Not only that, several studies released over the last year or so project this market to continue growing at a steady rate, with one research paper suggesting that the digital asset sector will scale up to a value cap of around $4.94 billion by 2030, expanding at a compound annual growth rate (CAGR) of 12.8% between 2021 to 2030.
The rise of oracles
It is no secret that in recent years, the decentralized finance (DeFi) market has flourished and come into its own, providing millions of individuals all over the globe with a tangible alternative to the centralized legacy banking system that is currently in place globally. In fact, with approximately $200 billion worth of assets locked within this space, this valuation easily rivals the gross domestic product (GDP) of many nation-states.

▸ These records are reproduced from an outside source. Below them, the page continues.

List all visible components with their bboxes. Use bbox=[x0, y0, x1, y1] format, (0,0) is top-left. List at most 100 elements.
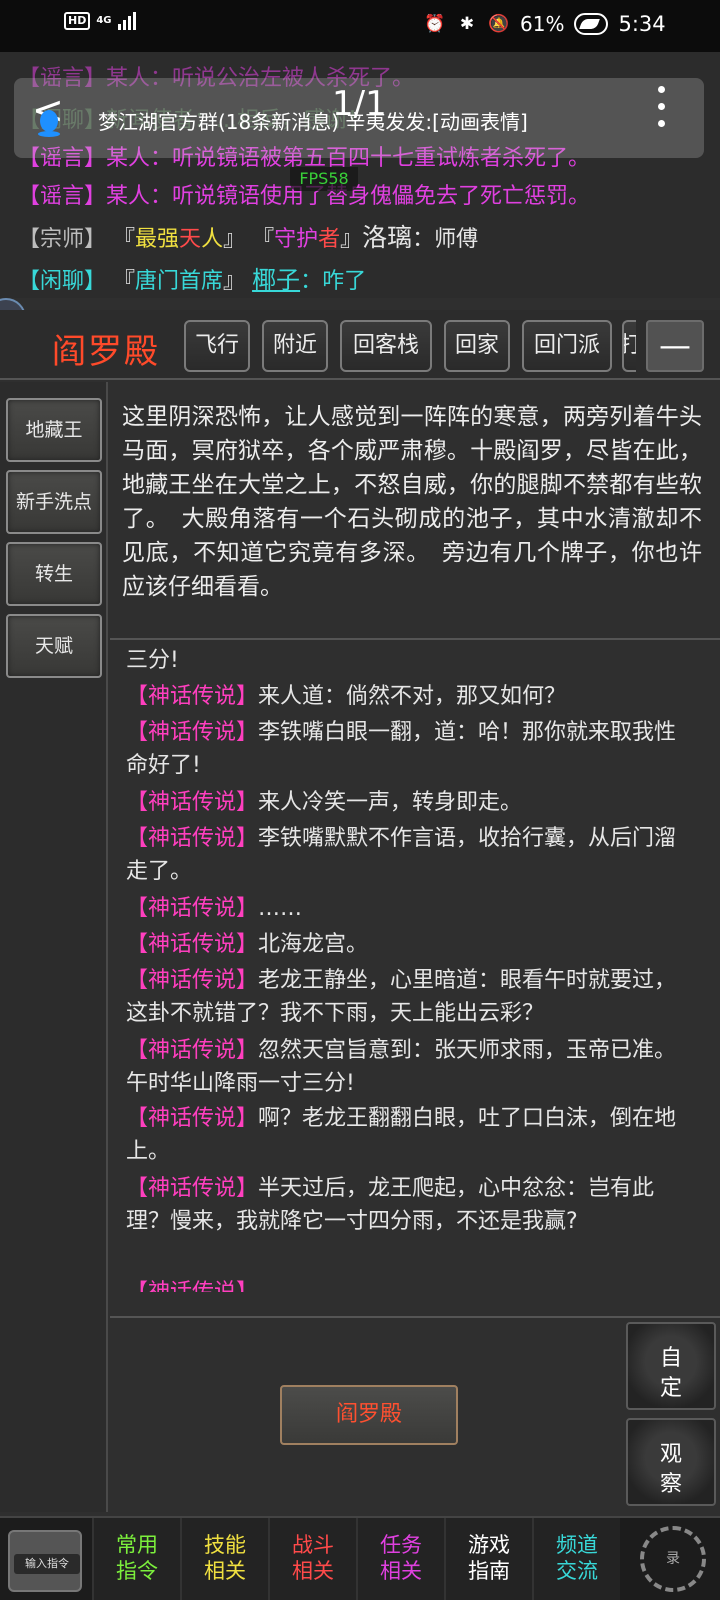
log-text: 来人道：倘然不对，那又如何？ bbox=[258, 684, 567, 709]
tab-label: 游戏 bbox=[468, 1533, 510, 1557]
npc-rebirth[interactable]: 转生 bbox=[6, 542, 102, 606]
tab-channels[interactable]: 频道 交流 bbox=[532, 1518, 620, 1600]
bottom-bar: 输入指令 常用 指令 技能 相关 战斗 相关 任务 相关 游戏 指南 频道 交流… bbox=[0, 1516, 720, 1600]
tab-quests[interactable]: 任务 相关 bbox=[356, 1518, 444, 1600]
fly-button[interactable]: 飞行 bbox=[184, 320, 250, 372]
signal-icon bbox=[117, 12, 136, 30]
log-line: 【神话传说】李铁嘴白眼一翻，道：哈！那你就来取我性命好了! bbox=[126, 716, 696, 782]
network-type: 4G bbox=[96, 15, 112, 26]
qq-notification[interactable]: < 1/1 梦江湖官方群(18条新消息) 辛夷发发:[动画表情] bbox=[14, 78, 704, 158]
tab-common-commands[interactable]: 常用 指令 bbox=[92, 1518, 180, 1600]
log-tag: 【神话传说】 bbox=[126, 720, 259, 745]
log-line: 【神话传说】 bbox=[126, 1276, 696, 1292]
log-text: 来人冷笑一声，转身即走。 bbox=[258, 790, 523, 815]
status-left: HD 4G bbox=[64, 12, 136, 30]
log-line: 【神话传说】忽然天宫旨意到：张天师求雨，玉帝已准。午时华山降雨一寸三分! bbox=[126, 1034, 696, 1100]
chat-tag: 【宗师】 bbox=[18, 227, 107, 252]
tab-label: 指南 bbox=[468, 1559, 510, 1583]
log-line: 【神话传说】啊？老龙王翻翻白眼，吐了口白沫，倒在地上。 bbox=[126, 1102, 696, 1168]
title-bracket: 』 bbox=[340, 227, 363, 252]
log-tag: 【神话传说】 bbox=[126, 932, 259, 957]
notification-text: 梦江湖官方群(18条新消息) 辛夷发发:[动画表情] bbox=[98, 110, 528, 134]
mute-icon: 🔕 bbox=[488, 14, 510, 34]
divider bbox=[110, 1316, 720, 1318]
player-name[interactable]: 洛璃 bbox=[362, 223, 412, 252]
log-tag: 【神话传说】 bbox=[126, 1280, 258, 1292]
npc-reset-points[interactable]: 新手洗点 bbox=[6, 470, 102, 534]
fps-counter: FPS58 bbox=[290, 167, 358, 191]
hd-icon: HD bbox=[64, 12, 91, 30]
location-exit-button[interactable]: 阎罗殿 bbox=[280, 1385, 458, 1445]
log-tag: 【神话传说】 bbox=[126, 684, 259, 709]
log-tag: 【神话传说】 bbox=[126, 968, 259, 993]
title-part: 者 bbox=[318, 227, 341, 252]
title-bracket: 』 bbox=[223, 227, 246, 252]
tab-label: 任务 bbox=[380, 1533, 422, 1557]
chat-line-idle: 【闲聊】 『唐门首席』 椰子：咋了 bbox=[18, 260, 366, 295]
log-text: 北海龙宫。 bbox=[258, 932, 369, 957]
input-command-button[interactable]: 输入指令 bbox=[8, 1530, 82, 1592]
settings-gear-icon[interactable]: 录 bbox=[640, 1526, 706, 1592]
battery-icon bbox=[574, 13, 609, 35]
location-title: 阎罗殿 bbox=[52, 332, 160, 372]
tab-game-guide[interactable]: 游戏 指南 bbox=[444, 1518, 532, 1600]
log-text: …… bbox=[258, 896, 303, 921]
status-bar: HD 4G ⏰ ✱ 🔕 61% 5:34 bbox=[0, 0, 720, 52]
log-line: 【神话传说】来人冷笑一声，转身即走。 bbox=[126, 786, 696, 819]
log-line: 【神话传说】半天过后，龙王爬起，心中忿忿：岂有此理？慢来，我就降它一寸四分雨，不… bbox=[126, 1172, 696, 1238]
room-description: 这里阴深恐怖，让人感觉到一阵阵的寒意，两旁列着牛头马面，冥府狱卒，各个威严肃穆。… bbox=[122, 404, 702, 600]
title-part: 人 bbox=[201, 227, 224, 252]
log-tag: 【神话传说】 bbox=[126, 826, 259, 851]
story-log[interactable]: 三分! 【神话传说】来人道：倘然不对，那又如何？ 【神话传说】李铁嘴白眼一翻，道… bbox=[110, 642, 720, 1304]
tab-label: 相关 bbox=[204, 1559, 246, 1583]
tab-skills[interactable]: 技能 相关 bbox=[180, 1518, 268, 1600]
title-bracket: 』 bbox=[223, 269, 246, 294]
title-part: 天 bbox=[179, 227, 202, 252]
return-sect-button[interactable]: 回门派 bbox=[522, 320, 612, 372]
tab-label: 相关 bbox=[292, 1559, 334, 1583]
chat-text: ：咋了 bbox=[300, 269, 367, 294]
log-line: 【神话传说】来人道：倘然不对，那又如何？ bbox=[126, 680, 696, 713]
more-action-button[interactable]: 打 bbox=[622, 320, 636, 372]
custom-button[interactable]: 自 定 bbox=[626, 1322, 716, 1410]
tab-label: 相关 bbox=[380, 1559, 422, 1583]
alarm-icon: ⏰ bbox=[424, 14, 446, 34]
log-line: 【神话传说】李铁嘴默默不作言语，收拾行囊，从后门溜走了。 bbox=[126, 822, 696, 888]
tab-combat[interactable]: 战斗 相关 bbox=[268, 1518, 356, 1600]
return-home-button[interactable]: 回家 bbox=[444, 320, 510, 372]
log-line: 三分! bbox=[126, 648, 179, 673]
input-command-label: 输入指令 bbox=[14, 1554, 80, 1574]
tab-label: 战斗 bbox=[292, 1533, 334, 1557]
location-bar: 阎罗殿 飞行 附近 回客栈 回家 回门派 打 — bbox=[0, 310, 720, 380]
player-name[interactable]: 椰子 bbox=[252, 266, 300, 294]
tab-label: 技能 bbox=[204, 1533, 246, 1557]
log-line: 【神话传说】北海龙宫。 bbox=[126, 928, 696, 961]
log-tag: 【神话传说】 bbox=[126, 790, 259, 815]
observe-label: 观 bbox=[659, 1442, 682, 1467]
custom-label: 自 bbox=[659, 1346, 682, 1371]
npc-talent[interactable]: 天赋 bbox=[6, 614, 102, 678]
more-options-icon[interactable] bbox=[658, 86, 666, 137]
title-bracket: 『 bbox=[113, 269, 136, 294]
title-part: 唐门首席 bbox=[135, 269, 224, 294]
collapse-button[interactable]: — bbox=[646, 320, 704, 372]
log-tag: 【神话传说】 bbox=[126, 896, 259, 921]
chat-text: ：师傅 bbox=[412, 227, 479, 252]
tab-label: 频道 bbox=[556, 1533, 598, 1557]
bluetooth-icon: ✱ bbox=[459, 14, 475, 34]
status-right: ⏰ ✱ 🔕 61% 5:34 bbox=[424, 12, 665, 36]
return-inn-button[interactable]: 回客栈 bbox=[340, 320, 432, 372]
battery-percent: 61% bbox=[520, 12, 565, 36]
log-tag: 【神话传说】 bbox=[126, 1038, 259, 1063]
npc-dizangwang[interactable]: 地藏王 bbox=[6, 398, 102, 462]
observe-label: 察 bbox=[659, 1472, 682, 1497]
observe-button[interactable]: 观 察 bbox=[626, 1418, 716, 1506]
title-bracket: 『 bbox=[113, 227, 136, 252]
chat-tag: 【闲聊】 bbox=[18, 269, 107, 294]
tab-label: 指令 bbox=[116, 1559, 158, 1583]
tab-label: 交流 bbox=[556, 1559, 598, 1583]
log-tag: 【神话传说】 bbox=[126, 1176, 259, 1201]
tab-label: 常用 bbox=[116, 1533, 158, 1557]
nearby-button[interactable]: 附近 bbox=[262, 320, 328, 372]
log-line: 【神话传说】…… bbox=[126, 892, 696, 925]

A vast majority of DeFi’s rise can be attributed to the growth of blockchain technology, especially its use of smart contracts, which in their most basic form can be viewed as self-executing agreements that are totally independent of any human, third party intervention. In addition to smart contracts, the infrastructure of the DeFi market is also driven by another key component: oracles.
From lending markets to liquidity pools to derivatives protocols, oracles have made their presence felt across the burgeoning DeFi landscape. Since most apps operating within this space are heavily reliant on middleware entities that are able to connect their smart contracts to resources existing outside of their native blockchains, oracles have continued to grow in popularity with each passing year.
Without the presence of oracles, most blockchains would be quite limited in their functionality, largely because they enable enclosed networks to make use of reliable external information as well as interact with legacy systems, allowing smart contract ecosystems to interact with a wide array of events related to the physical world in real-time.
The security risks associated with oracles today
Even though blockchain oracles have evolved greatly since their inception, cases of hacking-style events related to these offerings have continued to rear their ugly head, especially over the last couple of years.
It is worth mentioning that through 2021 alone, more than $1.3 billion was looted by hackers via the exploitation of various oracle and bridge-based loopholes. As a result of this growing problem, a chorus of voices operating within the global crypto domain has continued to push for a more decentralized approach to governing and securing oracle systems.
In this regard, QED is one of the blockchain-based, decentralized oracles that offers an extremely high degree of network security thanks to its future-ready infrastructure. While existing well-known oracle systems claim to offer “true decentralization” such is not the case since they require the intervention of trusted third parties for the execution of their native data relay processes. As a result, they pose a massive threat to the safety and privacy of all those involved.
QED is designed to be completely transparent and decentralized in its working, not requiring the use of any intermediaries through the entirety of its execution phase — which deals with the delivery of data and post-execution claims. As a result, the platform is able to maximize data integrity as well as platform security.
Other key aspects worth considering
On Thu. March 12, 2020 — a day rightly dubbed as Black Thursday — the price of Bitcoin dipped by a whopping 50% within a matter of hours, falling as low as $4,600, albeit briefly. During the pervading madness, prominent oracle networks discontinued delivering data due to issues associated with their core security infrastructure, thereby failing to relay vital on-chain info to their associated platforms.
However, QED’s alpha product, referred to as DelphiOracle, remained totally unaffected by the events of the day, allowing for high-quality crypto price data to be relayed back and forth in real-time despite the many price swings. In fact, it is worth pointing out that DelphiOracle has never been hacked to date even though it has delivered well over 25 million data points to various blockchains since its launch.
From an efficiency standpoint, QED is capable of providing a refresh rate of 0.5 seconds which is much better than the average refresh rate. The metric is even higher than what is being offered by novel oracle protocols such as SupraOracles — a project that is capable of achieving a finality rate of around 3-5 seconds.
Therefore, moving forward, a more concerted push must be made to decentralize oracles so that the crypto market as a whole is not maligned by more cases of hacks and frauds related to these otherwise useful resources.
It is worth mentioning that through 2021 alone, more than $1.3 billion was looted by hackers via the exploitation of various oracle and bridge-based loopholes. As a result of this growing problem, a chorus of voices operating within the global crypto domain has continued to push for a more decentralized approach to governing and securing oracle systems.